Peter Satterly shared picures and research he'd compiled on “cottage” gas stations, found in many parts of this region in the 1930s. He had images of gas stations built in that style including: Island Park Drive in Ottawa, Vankleek Hill, Killaloe, Kingston and Toronto.
Here's an explanation on that style in an Ottawa Citizen article from Sept. 2014 by Andrew King:
In the 1920s, curb-side gas pumps downtown were being replaced by drive-in filling stations in the suburbs as more people began to buy cars and move to the outskirts of the city. These new gas stations were created by oil companies who wanted their gas stations to blend into residential neighbourhoods so they built them to resemble the houses that would surround them.
Only a few of these cottage gas stations remain in North America, and the United States recently designated their surviving examples on the National Register of Historic Places.
Ruth Wright brought two long wooden boxes used by her mother to hold jewelry. (Wright's mother was born in 1911.) Ruth also shared a locket with a photo of her parents. The box was a fixture on her mother's dresser. Judging by its vintage and shape, some of the audience guessed it may have originally been a glove box. Wright reminded us all of the importance of getting details from the source, while they are still easily gotten, something she regrets not having done herself in this case.
Val Lister brought two more beauties from her extensive lamp collection, these dating from about 1750. They burned heavy oil (with the consistency of tar!) and were gravity-fed. The larger lamp had a “bulb” in a shape that may have inspired the shape of the electric light bulb to come. The smaller lamp had a strip of gradation marks beside the clear glass, which could function as an early time-clock, with the level of the fuel indicating how long it had burned. Lister's lamps are always a wonderful peek into the history of lighting.
Brandon Kassis' father recently acquired a house which contained all sorts of stuff, including a “Yashika 44”, a twin reflex camera, popular in the late 1950s. The camera still contained film and Brandon impulsively snapped a shot of his younger brother. A cousin was able to develop the (very-old) film. The only shot that turned out was Brandon's. Being a black and white print, the photo has a very classic quality.
Dennis Osmond brought in an old board game that had belonged to his father, who grew up in Bournemouth, England. It was boldly titled “The new game of British Empire: Trading with the Colonies”. Osmond studied the steamships shown on the game box and board (taking note of how many smokestacks they had, in what placement) to help date the game to about 1911. The activity combined action with education as players raced to move finished goods from England to far-flung colonies and return with raw materials. The Suez Canal was one available route. The Panama Canal was not a choice in this game, as that did not open until 1914.

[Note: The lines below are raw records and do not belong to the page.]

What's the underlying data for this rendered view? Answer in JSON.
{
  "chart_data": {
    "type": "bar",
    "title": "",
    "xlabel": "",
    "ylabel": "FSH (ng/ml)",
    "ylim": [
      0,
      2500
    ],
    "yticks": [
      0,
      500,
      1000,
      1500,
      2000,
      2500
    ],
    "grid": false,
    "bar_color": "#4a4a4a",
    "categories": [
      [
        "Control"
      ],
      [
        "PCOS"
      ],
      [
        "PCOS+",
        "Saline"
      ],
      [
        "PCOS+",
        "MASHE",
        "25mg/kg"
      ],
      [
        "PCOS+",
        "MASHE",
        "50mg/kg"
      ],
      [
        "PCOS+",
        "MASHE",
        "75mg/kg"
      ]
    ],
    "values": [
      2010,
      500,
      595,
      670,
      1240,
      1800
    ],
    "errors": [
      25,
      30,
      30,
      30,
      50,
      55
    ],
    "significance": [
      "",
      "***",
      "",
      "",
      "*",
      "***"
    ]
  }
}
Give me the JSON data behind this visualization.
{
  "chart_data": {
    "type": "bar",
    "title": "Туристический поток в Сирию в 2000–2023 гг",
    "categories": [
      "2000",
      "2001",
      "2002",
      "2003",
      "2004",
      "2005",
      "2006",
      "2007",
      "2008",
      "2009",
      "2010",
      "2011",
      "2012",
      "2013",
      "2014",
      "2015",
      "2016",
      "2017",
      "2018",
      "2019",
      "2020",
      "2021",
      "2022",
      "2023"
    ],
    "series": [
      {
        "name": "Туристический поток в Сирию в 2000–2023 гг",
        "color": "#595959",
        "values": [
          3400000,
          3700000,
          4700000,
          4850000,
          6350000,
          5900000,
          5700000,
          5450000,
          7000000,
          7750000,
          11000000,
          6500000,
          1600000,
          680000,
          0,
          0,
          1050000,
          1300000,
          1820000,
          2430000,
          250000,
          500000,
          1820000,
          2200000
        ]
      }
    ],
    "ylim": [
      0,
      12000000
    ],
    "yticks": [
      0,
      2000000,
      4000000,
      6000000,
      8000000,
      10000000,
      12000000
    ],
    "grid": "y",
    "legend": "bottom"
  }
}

For an “educational” game, the geography was found wanting in details and quality. In that rendering, Canada was a sparse expanse with almost no cities to speak of - the largest and most important of which was...Winnipeg! Oddly, the map of Australia was quite well detailed, including a boundary change that also dates to 1911.
All in all, the evening was another romp through many attics, with unexpected whimsy and many interesting details.
Dennis Osmond shows "The new game of British Empire"; a board game circa 1911.